The European Union has referred Malta to the bloc's top court over the controversial tradition of hunting birds migrating across the Mediterranean every spring, officials said Thursday.
The island nation has been at odds with Brussels for years over the issue, which critics say is a cruel practice in which the birds are killed before they can breed but supporters defend as a longstanding custom.
"The European Commission is referring Malta to the Court of Justice of the European Union over its decision to allow finch trapping on its territory as of 2014," the commission, the executive bloc of the 28-nation EU, said in a statement.
The European Court of Justice found Malta guilty in 2009 of permitting the hunting of birds during their return from Africa to breeding grounds in Europe, before they have had a chance to reproduce.
But while spring hunting is outlawed by the EU Birds Directive, Malta applies yearly for a short period of exemption.
Maltese voters also narrowly approved the continuation of the hunts in a referendum in April.

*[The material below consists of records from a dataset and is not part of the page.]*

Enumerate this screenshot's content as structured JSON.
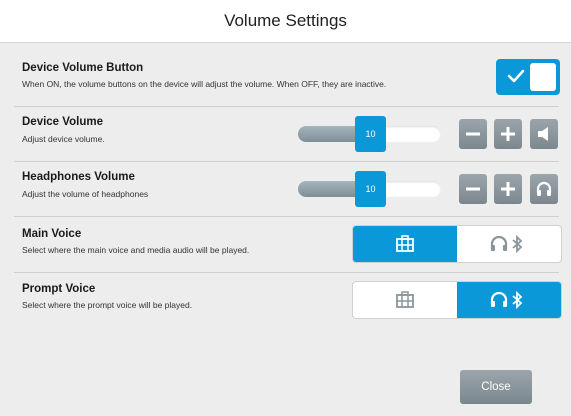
{
  "header": {
    "title": "Volume Settings"
  },
  "device_volume_button": {
    "label": "Device Volume Button",
    "description": "When ON, the volume buttons on the device will adjust the volume. When OFF, they are inactive.",
    "state": "on"
  },
  "device_volume": {
    "label": "Device Volume",
    "description": "Adjust device volume.",
    "value": "10",
    "icon": "speaker-icon"
  },
  "headphones_volume": {
    "label": "Headphones Volume",
    "description": "Adjust the volume of headphones",
    "value": "10",
    "icon": "headphones-icon"
  },
  "main_voice": {
    "label": "Main Voice",
    "description": "Select where the main voice and media audio will be played.",
    "options": [
      "device-icon",
      "headphones-bluetooth-icon"
    ],
    "selected": "device"
  },
  "prompt_voice": {
    "label": "Prompt Voice",
    "description": "Select where the prompt voice will be played.",
    "options": [
      "device-icon",
      "headphones-bluetooth-icon"
    ],
    "selected": "headphones-bluetooth"
  },
  "footer": {
    "close_label": "Close"
  },
  "colors": {
    "accent": "#0a98d8",
    "button_gray": "#8a959b",
    "background": "#ededee"
  }
}
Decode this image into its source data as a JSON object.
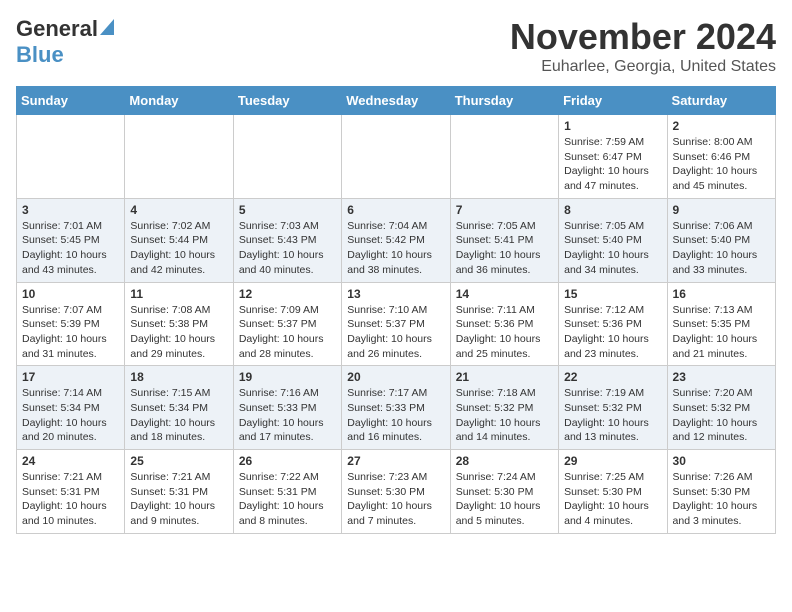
{
  "header": {
    "logo_general": "General",
    "logo_blue": "Blue",
    "month": "November 2024",
    "location": "Euharlee, Georgia, United States"
  },
  "weekdays": [
    "Sunday",
    "Monday",
    "Tuesday",
    "Wednesday",
    "Thursday",
    "Friday",
    "Saturday"
  ],
  "weeks": [
    [
      {
        "day": "",
        "info": ""
      },
      {
        "day": "",
        "info": ""
      },
      {
        "day": "",
        "info": ""
      },
      {
        "day": "",
        "info": ""
      },
      {
        "day": "",
        "info": ""
      },
      {
        "day": "1",
        "info": "Sunrise: 7:59 AM\nSunset: 6:47 PM\nDaylight: 10 hours and 47 minutes."
      },
      {
        "day": "2",
        "info": "Sunrise: 8:00 AM\nSunset: 6:46 PM\nDaylight: 10 hours and 45 minutes."
      }
    ],
    [
      {
        "day": "3",
        "info": "Sunrise: 7:01 AM\nSunset: 5:45 PM\nDaylight: 10 hours and 43 minutes."
      },
      {
        "day": "4",
        "info": "Sunrise: 7:02 AM\nSunset: 5:44 PM\nDaylight: 10 hours and 42 minutes."
      },
      {
        "day": "5",
        "info": "Sunrise: 7:03 AM\nSunset: 5:43 PM\nDaylight: 10 hours and 40 minutes."
      },
      {
        "day": "6",
        "info": "Sunrise: 7:04 AM\nSunset: 5:42 PM\nDaylight: 10 hours and 38 minutes."
      },
      {
        "day": "7",
        "info": "Sunrise: 7:05 AM\nSunset: 5:41 PM\nDaylight: 10 hours and 36 minutes."
      },
      {
        "day": "8",
        "info": "Sunrise: 7:05 AM\nSunset: 5:40 PM\nDaylight: 10 hours and 34 minutes."
      },
      {
        "day": "9",
        "info": "Sunrise: 7:06 AM\nSunset: 5:40 PM\nDaylight: 10 hours and 33 minutes."
      }
    ],
    [
      {
        "day": "10",
        "info": "Sunrise: 7:07 AM\nSunset: 5:39 PM\nDaylight: 10 hours and 31 minutes."
      },
      {
        "day": "11",
        "info": "Sunrise: 7:08 AM\nSunset: 5:38 PM\nDaylight: 10 hours and 29 minutes."
      },
      {
        "day": "12",
        "info": "Sunrise: 7:09 AM\nSunset: 5:37 PM\nDaylight: 10 hours and 28 minutes."
      },
      {
        "day": "13",
        "info": "Sunrise: 7:10 AM\nSunset: 5:37 PM\nDaylight: 10 hours and 26 minutes."
      },
      {
        "day": "14",
        "info": "Sunrise: 7:11 AM\nSunset: 5:36 PM\nDaylight: 10 hours and 25 minutes."
      },
      {
        "day": "15",
        "info": "Sunrise: 7:12 AM\nSunset: 5:36 PM\nDaylight: 10 hours and 23 minutes."
      },
      {
        "day": "16",
        "info": "Sunrise: 7:13 AM\nSunset: 5:35 PM\nDaylight: 10 hours and 21 minutes."
      }
    ],
    [
      {
        "day": "17",
        "info": "Sunrise: 7:14 AM\nSunset: 5:34 PM\nDaylight: 10 hours and 20 minutes."
      },
      {
        "day": "18",
        "info": "Sunrise: 7:15 AM\nSunset: 5:34 PM\nDaylight: 10 hours and 18 minutes."
      },
      {
        "day": "19",
        "info": "Sunrise: 7:16 AM\nSunset: 5:33 PM\nDaylight: 10 hours and 17 minutes."
      },
      {
        "day": "20",
        "info": "Sunrise: 7:17 AM\nSunset: 5:33 PM\nDaylight: 10 hours and 16 minutes."
      },
      {
        "day": "21",
        "info": "Sunrise: 7:18 AM\nSunset: 5:32 PM\nDaylight: 10 hours and 14 minutes."
      },
      {
        "day": "22",
        "info": "Sunrise: 7:19 AM\nSunset: 5:32 PM\nDaylight: 10 hours and 13 minutes."
      },
      {
        "day": "23",
        "info": "Sunrise: 7:20 AM\nSunset: 5:32 PM\nDaylight: 10 hours and 12 minutes."
      }
    ],
    [
      {
        "day": "24",
        "info": "Sunrise: 7:21 AM\nSunset: 5:31 PM\nDaylight: 10 hours and 10 minutes."
      },
      {
        "day": "25",
        "info": "Sunrise: 7:21 AM\nSunset: 5:31 PM\nDaylight: 10 hours and 9 minutes."
      },
      {
        "day": "26",
        "info": "Sunrise: 7:22 AM\nSunset: 5:31 PM\nDaylight: 10 hours and 8 minutes."
      },
      {
        "day": "27",
        "info": "Sunrise: 7:23 AM\nSunset: 5:30 PM\nDaylight: 10 hours and 7 minutes."
      },
      {
        "day": "28",
        "info": "Sunrise: 7:24 AM\nSunset: 5:30 PM\nDaylight: 10 hours and 5 minutes."
      },
      {
        "day": "29",
        "info": "Sunrise: 7:25 AM\nSunset: 5:30 PM\nDaylight: 10 hours and 4 minutes."
      },
      {
        "day": "30",
        "info": "Sunrise: 7:26 AM\nSunset: 5:30 PM\nDaylight: 10 hours and 3 minutes."
      }
    ]
  ]
}
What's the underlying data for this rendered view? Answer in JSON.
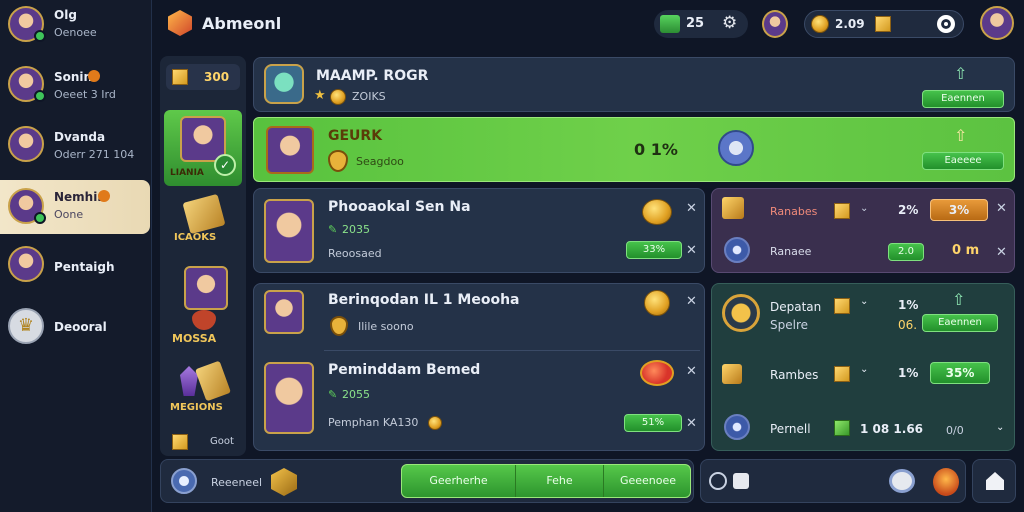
{
  "sidebar": {
    "items": [
      {
        "name": "Olg",
        "sub": "Oenoee"
      },
      {
        "name": "Sonin",
        "sub": "Oeeet 3 Ird"
      },
      {
        "name": "Dvanda",
        "sub": "Oderr 271 104"
      },
      {
        "name": "Nemhin",
        "sub": "Oone"
      },
      {
        "name": "Pentaigh",
        "sub": ""
      },
      {
        "name": "Deooral",
        "sub": ""
      }
    ]
  },
  "header": {
    "title": "Abmeonl",
    "gems": "25",
    "coins": "2.09"
  },
  "categories": {
    "gold": "300",
    "items": [
      "LIANIA",
      "ICAOKS",
      "MOSSA",
      "MEGIONS",
      "Goot"
    ]
  },
  "rows": {
    "r1": {
      "title": "MAAMP. ROGR",
      "sub": "ZOIKS",
      "button": "Eaennen"
    },
    "r2": {
      "title": "GEURK",
      "sub": "Seagdoo",
      "value": "0 1%",
      "button": "Eaeeee"
    },
    "r3": {
      "title": "Phooaokal Sen Na",
      "line2": "2035",
      "line3": "Reoosaed",
      "pill": "33%"
    },
    "r4": {
      "title": "Berinqodan IL 1 Meooha",
      "sub": "Ilile soono"
    },
    "r5": {
      "title": "Peminddam Bemed",
      "line2": "2055",
      "line3": "Pemphan KA130",
      "pill": "51%"
    }
  },
  "right_top": {
    "r1": {
      "label": "Ranabes",
      "pct": "2%",
      "button": "3%"
    },
    "r2": {
      "label": "Ranaee",
      "pill": "2.0",
      "value": "0 m"
    }
  },
  "right_bottom": {
    "r1": {
      "label": "Depatan",
      "label2": "Spelre",
      "pct": "1%",
      "sub": "06.",
      "button": "Eaennen"
    },
    "r2": {
      "label": "Rambes",
      "pct": "1%",
      "button": "35%"
    },
    "r3": {
      "label": "Pernell",
      "value": "1 08 1.66",
      "value2": "0/0"
    }
  },
  "bottom_bar": {
    "label": "Reeeneel",
    "tabs": [
      "Geerherhe",
      "Fehe",
      "Geeenoee"
    ]
  },
  "colors": {
    "bg": "#0f1626",
    "panel": "#243248",
    "highlight": "#6fd04a",
    "accent_orange": "#d9892a"
  }
}
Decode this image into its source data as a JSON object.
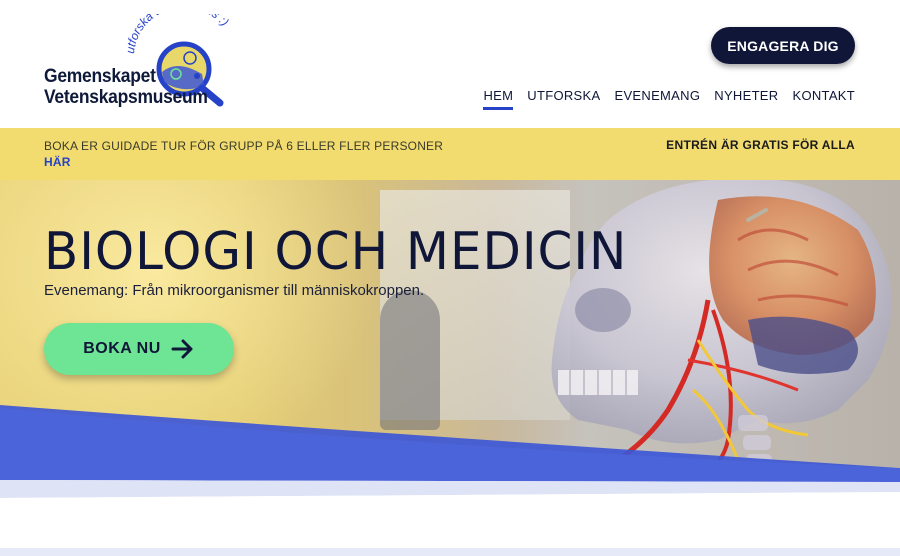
{
  "logo": {
    "tagline": "utforska tillsammans :)",
    "name_line1": "Gemenskapet",
    "name_line2": "Vetenskapsmuseum"
  },
  "header": {
    "cta_label": "ENGAGERA DIG"
  },
  "nav": {
    "items": [
      {
        "label": "HEM",
        "active": true
      },
      {
        "label": "UTFORSKA",
        "active": false
      },
      {
        "label": "EVENEMANG",
        "active": false
      },
      {
        "label": "NYHETER",
        "active": false
      },
      {
        "label": "KONTAKT",
        "active": false
      }
    ]
  },
  "infobar": {
    "left_text": "BOKA ER GUIDADE TUR FÖR GRUPP PÅ 6 ELLER FLER PERSONER",
    "left_link": "HÄR",
    "right_text": "ENTRÉN ÄR GRATIS FÖR ALLA"
  },
  "hero": {
    "title": "BIOLOGI OCH MEDICIN",
    "subtitle": "Evenemang: Från mikroorganismer till människokroppen.",
    "button_label": "BOKA NU"
  },
  "colors": {
    "navy": "#101638",
    "accent_blue": "#2643c8",
    "info_yellow": "#f2dc6f",
    "button_green": "#6ee595",
    "wave_blue": "#3d57d6"
  },
  "icons": {
    "logo_magnifier": "magnifier-icon",
    "hero_button_arrow": "arrow-right-icon"
  }
}
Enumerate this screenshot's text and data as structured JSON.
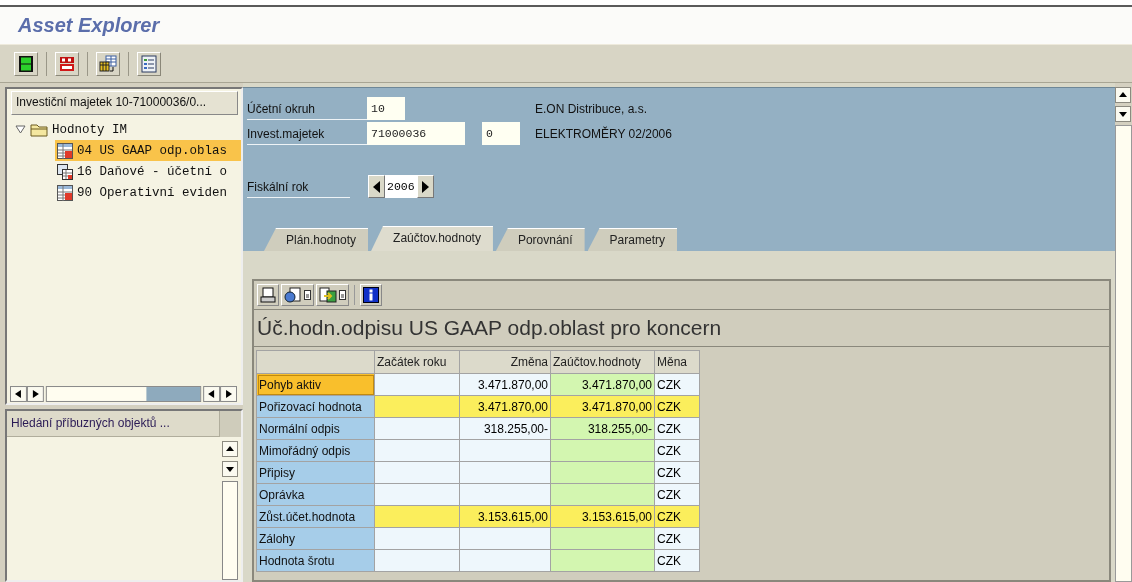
{
  "window": {
    "title": "Asset Explorer"
  },
  "tree_panel": {
    "header": "Investiční majetek 10-71000036/0...",
    "items": [
      {
        "label": "Hodnoty IM",
        "expanded": true,
        "children": [
          {
            "label": "04 US GAAP odp.oblas",
            "kind": "table",
            "selected": true
          },
          {
            "label": "16 Daňové - účetní o",
            "kind": "multi",
            "selected": false
          },
          {
            "label": "90 Operativní eviden",
            "kind": "table",
            "selected": false
          }
        ]
      }
    ]
  },
  "search_panel": {
    "header": "Hledání příbuzných objektů ..."
  },
  "header_fields": [
    {
      "label": "Účetní okruh",
      "value": "10",
      "description": "E.ON Distribuce, a.s."
    },
    {
      "label": "Invest.majetek",
      "value": "71000036",
      "subnumber": "0",
      "description": "ELEKTROMĚRY 02/2006"
    }
  ],
  "fiscal_year": {
    "label": "Fiskální rok",
    "value": "2006"
  },
  "tabs": [
    {
      "label": "Plán.hodnoty",
      "selected": false
    },
    {
      "label": "Zaúčtov.hodnoty",
      "selected": true
    },
    {
      "label": "Porovnání",
      "selected": false
    },
    {
      "label": "Parametry",
      "selected": false
    }
  ],
  "table_title": "Úč.hodn.odpisu US GAAP odp.oblast pro koncern",
  "table": {
    "columns": [
      "Začátek roku",
      "Změna",
      "Zaúčtov.hodnoty",
      "Měna"
    ],
    "rows": [
      {
        "label": "Pohyb aktiv",
        "kind": "normal",
        "selected": true,
        "cells": [
          null,
          "3.471.870,00",
          "3.471.870,00",
          "CZK"
        ]
      },
      {
        "label": "Pořizovací hodnota",
        "kind": "total",
        "selected": false,
        "cells": [
          null,
          "3.471.870,00",
          "3.471.870,00",
          "CZK"
        ]
      },
      {
        "label": "Normální odpis",
        "kind": "normal",
        "selected": false,
        "cells": [
          null,
          "318.255,00-",
          "318.255,00-",
          "CZK"
        ]
      },
      {
        "label": "Mimořádný odpis",
        "kind": "normal",
        "selected": false,
        "cells": [
          null,
          null,
          null,
          "CZK"
        ]
      },
      {
        "label": "Připisy",
        "kind": "normal",
        "selected": false,
        "cells": [
          null,
          null,
          null,
          "CZK"
        ]
      },
      {
        "label": "Oprávka",
        "kind": "normal",
        "selected": false,
        "cells": [
          null,
          null,
          null,
          "CZK"
        ]
      },
      {
        "label": "Zůst.účet.hodnota",
        "kind": "total",
        "selected": false,
        "cells": [
          null,
          "3.153.615,00",
          "3.153.615,00",
          "CZK"
        ]
      },
      {
        "label": "Zálohy",
        "kind": "normal",
        "selected": false,
        "cells": [
          null,
          null,
          null,
          "CZK"
        ]
      },
      {
        "label": "Hodnota šrotu",
        "kind": "normal",
        "selected": false,
        "cells": [
          null,
          null,
          null,
          "CZK"
        ]
      }
    ]
  }
}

The European Commmission said the yearly exemptions should be used "judiciously, with small numbers and strict supervision" but added that "these conditions have not been met in this case."
Brussels sent Malta formal warnings in October 2014 and May 2015 but Malta went ahead with the hunts and disputed the Commission's views, meaning that the EU had now referred the case to court.
Environmentalists have long criticised the bird hunts in Malta and the Mediterranean, with the leading US novelist and birdspotter Jonathan Franzen lending a celebrity voice to the campaign against the practice.